Instagram contributes to so much of what I personally pay attention to - I often forget that it’s not the real world. Although I’ve tried a detox several times, I find myself downloading the app again a few days later. My sister pointed out that it may be more helpful to rewire my mind and practice paying attention, which is much much harder than it sounds. Someone told me, “Life is what we pay attention to”, and that struck me as quite profound. Something which is at the forefront of your experience can be completely invisible to someone else.
On a lighter note, if you’re a user of social media, you may have come across the viral dance trend “My money don’t jiggle jiggle it folds”. This is where it’s originally from.
A friend agitatedly told me about how she used to watch Louis Theroux’s BBC show Weird Weekends long before the virality of the track [oh, the pain of having been into something before it became popular - you ARE superior but how can you prove it?!], so I thought I’d check it out. Some clips are available on YouTube, and it’s wildly entertaining, like the episode where he’s at a Thai marriage agency that helps Western men find Thai brides, or watching the consequence of him asking wrestlers if their sport is staged, or meeting with an extra terrestrial host.

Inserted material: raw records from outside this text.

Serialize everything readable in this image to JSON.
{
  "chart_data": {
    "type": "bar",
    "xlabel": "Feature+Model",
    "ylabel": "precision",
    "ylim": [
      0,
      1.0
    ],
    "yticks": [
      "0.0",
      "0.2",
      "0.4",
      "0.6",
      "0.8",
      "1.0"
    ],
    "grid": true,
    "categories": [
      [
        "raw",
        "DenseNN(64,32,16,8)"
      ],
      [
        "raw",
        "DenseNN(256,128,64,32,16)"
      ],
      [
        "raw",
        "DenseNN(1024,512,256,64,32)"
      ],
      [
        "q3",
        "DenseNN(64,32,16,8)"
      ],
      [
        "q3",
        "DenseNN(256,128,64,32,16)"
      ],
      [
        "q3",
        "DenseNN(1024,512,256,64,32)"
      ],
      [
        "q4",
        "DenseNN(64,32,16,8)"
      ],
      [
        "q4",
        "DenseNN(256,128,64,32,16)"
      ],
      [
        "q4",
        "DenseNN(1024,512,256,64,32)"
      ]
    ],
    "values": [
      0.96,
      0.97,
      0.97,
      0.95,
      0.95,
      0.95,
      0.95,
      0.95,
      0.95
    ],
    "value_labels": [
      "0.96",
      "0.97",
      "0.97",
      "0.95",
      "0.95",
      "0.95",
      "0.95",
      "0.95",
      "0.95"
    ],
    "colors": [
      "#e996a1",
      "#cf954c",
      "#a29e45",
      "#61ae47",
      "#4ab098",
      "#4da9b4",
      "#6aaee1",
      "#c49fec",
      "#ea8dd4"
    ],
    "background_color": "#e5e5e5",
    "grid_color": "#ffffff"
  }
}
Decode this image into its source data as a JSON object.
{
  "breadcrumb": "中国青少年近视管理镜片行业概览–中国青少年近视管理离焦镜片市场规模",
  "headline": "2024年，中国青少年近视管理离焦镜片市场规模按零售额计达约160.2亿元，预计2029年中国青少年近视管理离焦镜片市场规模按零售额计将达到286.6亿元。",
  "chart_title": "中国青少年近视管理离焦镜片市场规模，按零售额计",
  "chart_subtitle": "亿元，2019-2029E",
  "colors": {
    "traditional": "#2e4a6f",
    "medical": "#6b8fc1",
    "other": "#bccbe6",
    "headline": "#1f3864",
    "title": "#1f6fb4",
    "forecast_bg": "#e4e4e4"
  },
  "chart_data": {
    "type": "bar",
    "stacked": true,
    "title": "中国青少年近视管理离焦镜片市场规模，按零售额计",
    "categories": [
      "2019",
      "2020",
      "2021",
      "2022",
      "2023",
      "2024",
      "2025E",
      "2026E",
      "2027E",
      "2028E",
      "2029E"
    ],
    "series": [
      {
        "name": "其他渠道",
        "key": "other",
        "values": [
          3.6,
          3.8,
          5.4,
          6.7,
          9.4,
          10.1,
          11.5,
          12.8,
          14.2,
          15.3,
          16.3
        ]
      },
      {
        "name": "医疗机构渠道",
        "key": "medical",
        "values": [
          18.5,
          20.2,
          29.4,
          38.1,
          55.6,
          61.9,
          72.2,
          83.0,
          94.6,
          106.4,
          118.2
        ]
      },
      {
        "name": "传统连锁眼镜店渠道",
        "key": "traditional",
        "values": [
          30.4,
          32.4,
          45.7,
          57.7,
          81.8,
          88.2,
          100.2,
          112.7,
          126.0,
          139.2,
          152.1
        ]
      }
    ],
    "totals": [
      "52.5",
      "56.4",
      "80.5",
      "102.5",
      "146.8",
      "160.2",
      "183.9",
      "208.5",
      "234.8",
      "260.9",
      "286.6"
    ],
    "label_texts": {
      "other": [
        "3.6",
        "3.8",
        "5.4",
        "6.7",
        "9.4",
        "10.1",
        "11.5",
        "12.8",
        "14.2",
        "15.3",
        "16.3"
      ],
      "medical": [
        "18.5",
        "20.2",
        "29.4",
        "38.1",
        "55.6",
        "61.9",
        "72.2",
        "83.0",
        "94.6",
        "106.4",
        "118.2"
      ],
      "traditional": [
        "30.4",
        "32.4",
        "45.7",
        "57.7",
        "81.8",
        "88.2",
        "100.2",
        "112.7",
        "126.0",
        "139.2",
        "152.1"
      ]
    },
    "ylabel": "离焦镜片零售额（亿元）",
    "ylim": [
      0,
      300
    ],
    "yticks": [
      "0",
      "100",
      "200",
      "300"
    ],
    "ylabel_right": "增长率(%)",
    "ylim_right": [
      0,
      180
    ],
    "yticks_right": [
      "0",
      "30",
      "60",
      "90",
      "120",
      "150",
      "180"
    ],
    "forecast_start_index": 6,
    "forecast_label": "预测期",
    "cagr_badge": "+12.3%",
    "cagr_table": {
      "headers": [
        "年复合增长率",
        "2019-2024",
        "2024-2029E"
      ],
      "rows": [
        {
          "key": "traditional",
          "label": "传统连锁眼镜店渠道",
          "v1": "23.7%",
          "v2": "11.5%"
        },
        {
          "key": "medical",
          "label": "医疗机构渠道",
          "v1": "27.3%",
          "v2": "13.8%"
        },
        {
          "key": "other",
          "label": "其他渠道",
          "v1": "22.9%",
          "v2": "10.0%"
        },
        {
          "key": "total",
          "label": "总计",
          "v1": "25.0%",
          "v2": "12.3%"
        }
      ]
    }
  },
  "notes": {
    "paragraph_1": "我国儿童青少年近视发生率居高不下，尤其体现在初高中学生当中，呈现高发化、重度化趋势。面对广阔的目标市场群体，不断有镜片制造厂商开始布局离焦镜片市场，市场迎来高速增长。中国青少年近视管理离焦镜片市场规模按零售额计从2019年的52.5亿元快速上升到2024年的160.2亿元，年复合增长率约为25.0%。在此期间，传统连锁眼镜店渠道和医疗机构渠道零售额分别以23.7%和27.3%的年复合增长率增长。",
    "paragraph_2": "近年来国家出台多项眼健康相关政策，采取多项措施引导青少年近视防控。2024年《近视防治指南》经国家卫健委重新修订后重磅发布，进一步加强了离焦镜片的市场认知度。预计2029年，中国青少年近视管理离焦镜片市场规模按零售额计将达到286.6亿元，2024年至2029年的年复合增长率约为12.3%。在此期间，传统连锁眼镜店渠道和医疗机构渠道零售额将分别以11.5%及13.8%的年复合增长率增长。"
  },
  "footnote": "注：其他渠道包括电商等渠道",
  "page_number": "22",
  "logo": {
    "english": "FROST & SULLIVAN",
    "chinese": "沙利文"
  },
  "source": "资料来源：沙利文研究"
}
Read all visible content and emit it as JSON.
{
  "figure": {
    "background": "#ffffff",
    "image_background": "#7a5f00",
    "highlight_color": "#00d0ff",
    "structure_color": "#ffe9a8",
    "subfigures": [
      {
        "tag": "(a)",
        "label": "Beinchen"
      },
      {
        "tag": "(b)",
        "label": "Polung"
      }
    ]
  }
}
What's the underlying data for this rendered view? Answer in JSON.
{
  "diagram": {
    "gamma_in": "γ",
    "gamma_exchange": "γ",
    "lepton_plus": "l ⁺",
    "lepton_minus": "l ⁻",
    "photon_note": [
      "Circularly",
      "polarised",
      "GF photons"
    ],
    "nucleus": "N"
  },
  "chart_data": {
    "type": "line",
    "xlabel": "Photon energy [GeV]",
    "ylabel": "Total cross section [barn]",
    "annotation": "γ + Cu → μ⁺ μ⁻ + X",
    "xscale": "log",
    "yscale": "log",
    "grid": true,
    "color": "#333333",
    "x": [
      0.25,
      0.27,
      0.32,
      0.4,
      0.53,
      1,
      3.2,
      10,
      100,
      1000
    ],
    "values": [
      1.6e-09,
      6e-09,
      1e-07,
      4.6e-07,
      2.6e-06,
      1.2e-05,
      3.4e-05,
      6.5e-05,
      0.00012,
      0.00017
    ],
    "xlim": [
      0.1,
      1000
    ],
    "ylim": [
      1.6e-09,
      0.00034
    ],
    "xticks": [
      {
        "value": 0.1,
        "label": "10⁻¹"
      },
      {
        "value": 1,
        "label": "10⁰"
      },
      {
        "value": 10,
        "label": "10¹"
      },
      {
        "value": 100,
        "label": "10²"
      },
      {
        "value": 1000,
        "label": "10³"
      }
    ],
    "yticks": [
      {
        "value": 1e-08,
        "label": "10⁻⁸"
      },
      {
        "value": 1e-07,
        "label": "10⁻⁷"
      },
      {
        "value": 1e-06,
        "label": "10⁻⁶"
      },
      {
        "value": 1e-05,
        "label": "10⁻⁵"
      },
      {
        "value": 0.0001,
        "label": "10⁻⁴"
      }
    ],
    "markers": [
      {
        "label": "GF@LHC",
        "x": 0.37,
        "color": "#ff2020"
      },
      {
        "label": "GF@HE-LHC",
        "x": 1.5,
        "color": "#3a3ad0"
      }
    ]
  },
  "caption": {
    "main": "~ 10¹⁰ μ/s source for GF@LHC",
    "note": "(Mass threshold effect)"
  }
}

Whether it’s a professional setting or an auto driver telling me that I should face my fears [more about that in the previous edition], if there’s advice coming my way, I’ll roll up my sleeves and get ready to note it down. I love collecting and storing advice; it makes me feel wealthy. So of course I absolutely loved reading Kevin Kelly’s 103 bits of advice on his 70th birthday.
There’s some practical stuff, like: “Keep all your things visible in a hotel room, not in drawers, and all gathered into one spot. That way you’ll never leave anything behind”
Some general tape-to-your-desk life advice, like “The chief prevention against getting old is to remain astonished”
And some things that I wish had worked for me, like: “Ask funders for money, and they’ll give you advice; but ask for advice and they’ll give you money”.
“Leap, and angels will appear” [a line I marked in Bernardine Evaristo’s Manifesto]
I hope that you’re paying attention to what you’re paying attention to.